In our previous studies, results showed CAIX expression was related to the markers, invasion of stem cells and the prognosis of cancers. On the basis of these findings, we proposed that hypoxia could elevate the stemness of CSCs in glioblastoma, and our study comprehensively demonstrated that hypoxia was a niche of CSCs. Firstly, the influence of hypoxia on the growth of glioma cells was detected. Results showed hypoxia maintained the undifferentiated state, and normoxia promoted the differentiation of these cells. The growth curve was delineated, and cell cycle was detected. Results showed that hypoxia slowed down the growth and increased the percentage of the cells in the quiescent stage. Then, the biological behaviors of glioma cells were detected followed hypoxic treatment. The influence of hypoxia on the proliferation and migration of glioma cells was explored. Results indicated that hypoxia could promote the self-renewal and migration of these cells. Finally, western blot assay, PCR and immunofluorescence staining were employed to investigate the influence of hypoxia on the markers of CSCs in glioma and their differentiation. Findings indicated that hypoxia increased the expression of CD133 and nestin, markers of CSCs, but reduced the proportion of cells positive for GFAP, a marker for differentiation of stem cells. On the basis of influence of hypoxia on the function of glioblastoma cells, self-renew and differentiation of CSCs and expression of markers of stem cells, we concluded that hypoxia could de-differentiate the differentiated glioma cells and promote the acquisition of stemness in these cells. However, whether the elevation of stemness is attributed to the increase in CSCs in glioma due to de-differentiation of differentiated glioma cells or to the increase in proliferation of CSCs following hypoxia is still unclear, and more studies are required to elucidate it.

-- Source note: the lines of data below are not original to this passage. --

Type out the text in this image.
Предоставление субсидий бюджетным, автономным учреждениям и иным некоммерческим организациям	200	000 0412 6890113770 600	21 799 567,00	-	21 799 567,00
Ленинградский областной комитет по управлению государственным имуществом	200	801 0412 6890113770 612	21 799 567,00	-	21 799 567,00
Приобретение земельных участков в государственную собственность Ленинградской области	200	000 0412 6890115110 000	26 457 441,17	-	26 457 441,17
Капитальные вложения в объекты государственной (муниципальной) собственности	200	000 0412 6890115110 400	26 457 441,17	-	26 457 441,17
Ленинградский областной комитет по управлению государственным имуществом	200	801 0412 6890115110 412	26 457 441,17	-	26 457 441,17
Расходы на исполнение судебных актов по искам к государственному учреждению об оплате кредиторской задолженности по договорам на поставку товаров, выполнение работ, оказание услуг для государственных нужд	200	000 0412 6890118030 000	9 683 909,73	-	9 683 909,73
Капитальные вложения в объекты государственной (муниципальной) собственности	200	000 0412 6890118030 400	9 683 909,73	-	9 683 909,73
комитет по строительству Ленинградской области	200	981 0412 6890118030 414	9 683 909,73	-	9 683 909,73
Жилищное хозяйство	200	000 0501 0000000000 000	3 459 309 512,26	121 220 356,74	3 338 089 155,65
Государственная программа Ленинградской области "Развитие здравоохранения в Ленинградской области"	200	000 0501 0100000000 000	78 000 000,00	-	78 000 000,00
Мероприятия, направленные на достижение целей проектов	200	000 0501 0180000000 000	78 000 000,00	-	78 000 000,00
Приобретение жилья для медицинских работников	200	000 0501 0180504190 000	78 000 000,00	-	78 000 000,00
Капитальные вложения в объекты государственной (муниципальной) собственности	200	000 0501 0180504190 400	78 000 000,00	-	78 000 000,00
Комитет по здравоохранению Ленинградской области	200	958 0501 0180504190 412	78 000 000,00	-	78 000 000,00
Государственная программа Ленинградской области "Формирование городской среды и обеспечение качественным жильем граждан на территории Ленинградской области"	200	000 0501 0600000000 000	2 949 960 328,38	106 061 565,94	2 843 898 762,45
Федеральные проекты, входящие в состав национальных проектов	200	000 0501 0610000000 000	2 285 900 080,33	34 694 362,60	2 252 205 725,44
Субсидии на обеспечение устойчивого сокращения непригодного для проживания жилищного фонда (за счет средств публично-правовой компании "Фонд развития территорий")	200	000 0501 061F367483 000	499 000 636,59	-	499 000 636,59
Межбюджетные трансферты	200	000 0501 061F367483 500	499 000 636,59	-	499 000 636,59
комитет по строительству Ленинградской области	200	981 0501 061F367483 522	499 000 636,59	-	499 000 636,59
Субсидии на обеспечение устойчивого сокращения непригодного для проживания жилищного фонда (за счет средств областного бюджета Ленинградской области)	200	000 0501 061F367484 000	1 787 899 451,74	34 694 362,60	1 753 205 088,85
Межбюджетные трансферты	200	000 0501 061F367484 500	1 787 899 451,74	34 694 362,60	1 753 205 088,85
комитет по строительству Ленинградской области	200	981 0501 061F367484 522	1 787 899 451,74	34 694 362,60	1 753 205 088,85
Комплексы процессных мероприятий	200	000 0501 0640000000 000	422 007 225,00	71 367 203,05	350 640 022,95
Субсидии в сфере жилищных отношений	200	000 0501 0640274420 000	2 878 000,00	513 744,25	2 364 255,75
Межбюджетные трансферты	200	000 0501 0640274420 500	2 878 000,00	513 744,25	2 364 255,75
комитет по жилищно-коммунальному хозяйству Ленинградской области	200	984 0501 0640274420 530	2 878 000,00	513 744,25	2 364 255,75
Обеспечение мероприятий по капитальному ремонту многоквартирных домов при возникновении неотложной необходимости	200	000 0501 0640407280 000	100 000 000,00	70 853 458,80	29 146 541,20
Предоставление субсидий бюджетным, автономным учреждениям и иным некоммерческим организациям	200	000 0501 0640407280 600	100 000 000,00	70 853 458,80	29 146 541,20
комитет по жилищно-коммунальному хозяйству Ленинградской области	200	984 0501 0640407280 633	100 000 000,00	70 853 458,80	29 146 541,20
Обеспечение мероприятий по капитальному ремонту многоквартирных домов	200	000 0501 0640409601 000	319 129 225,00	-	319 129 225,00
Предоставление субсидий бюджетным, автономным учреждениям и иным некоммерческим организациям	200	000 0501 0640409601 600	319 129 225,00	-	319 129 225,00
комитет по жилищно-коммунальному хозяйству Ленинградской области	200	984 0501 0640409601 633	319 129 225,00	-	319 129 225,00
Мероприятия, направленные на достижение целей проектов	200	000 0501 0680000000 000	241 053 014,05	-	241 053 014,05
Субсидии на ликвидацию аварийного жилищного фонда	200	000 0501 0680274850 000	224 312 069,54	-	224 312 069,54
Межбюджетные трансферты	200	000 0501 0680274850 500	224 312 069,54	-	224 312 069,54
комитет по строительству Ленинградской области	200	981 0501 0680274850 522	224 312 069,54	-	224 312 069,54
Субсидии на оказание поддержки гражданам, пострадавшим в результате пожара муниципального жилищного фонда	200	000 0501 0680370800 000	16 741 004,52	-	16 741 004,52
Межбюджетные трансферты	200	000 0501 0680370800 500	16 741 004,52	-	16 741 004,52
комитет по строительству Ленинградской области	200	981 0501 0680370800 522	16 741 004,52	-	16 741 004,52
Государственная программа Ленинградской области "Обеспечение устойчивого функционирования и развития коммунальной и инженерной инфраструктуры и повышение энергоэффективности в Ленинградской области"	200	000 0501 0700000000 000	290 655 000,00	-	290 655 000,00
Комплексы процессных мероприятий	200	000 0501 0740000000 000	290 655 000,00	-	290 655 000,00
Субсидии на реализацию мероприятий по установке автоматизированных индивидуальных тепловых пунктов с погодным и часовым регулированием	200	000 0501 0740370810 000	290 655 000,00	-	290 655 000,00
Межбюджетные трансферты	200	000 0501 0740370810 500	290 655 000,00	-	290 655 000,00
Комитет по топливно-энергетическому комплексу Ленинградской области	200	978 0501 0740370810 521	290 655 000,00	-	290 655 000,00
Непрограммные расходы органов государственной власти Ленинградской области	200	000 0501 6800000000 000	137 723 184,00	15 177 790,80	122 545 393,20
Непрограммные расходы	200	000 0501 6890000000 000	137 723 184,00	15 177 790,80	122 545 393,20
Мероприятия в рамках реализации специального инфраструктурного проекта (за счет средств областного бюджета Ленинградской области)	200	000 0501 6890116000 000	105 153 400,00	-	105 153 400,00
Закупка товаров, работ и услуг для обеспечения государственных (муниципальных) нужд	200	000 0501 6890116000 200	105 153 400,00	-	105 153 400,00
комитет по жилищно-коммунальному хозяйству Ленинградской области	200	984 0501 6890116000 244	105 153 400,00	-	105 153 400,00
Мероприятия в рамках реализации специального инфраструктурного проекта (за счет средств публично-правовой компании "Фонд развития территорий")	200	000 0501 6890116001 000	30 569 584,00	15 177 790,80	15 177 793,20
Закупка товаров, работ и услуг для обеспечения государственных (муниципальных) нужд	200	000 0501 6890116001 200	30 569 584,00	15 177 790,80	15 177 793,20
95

Taken together, our findings comprehensively demonstrate that hypoxia elevates the stemness of glioma cells in vitro, but in vivo studies are required and the specific mechanism underlying this effect is still poorly understood. In our future studies, in vivo studies and those on mechanism of this effect will be conducted aiming to identify the target for the treatment of glioma. Currently, the studies on CSCs are still in its infancy stage, and more studies are needed to elucidate the interaction between CSCs and their microenvironment.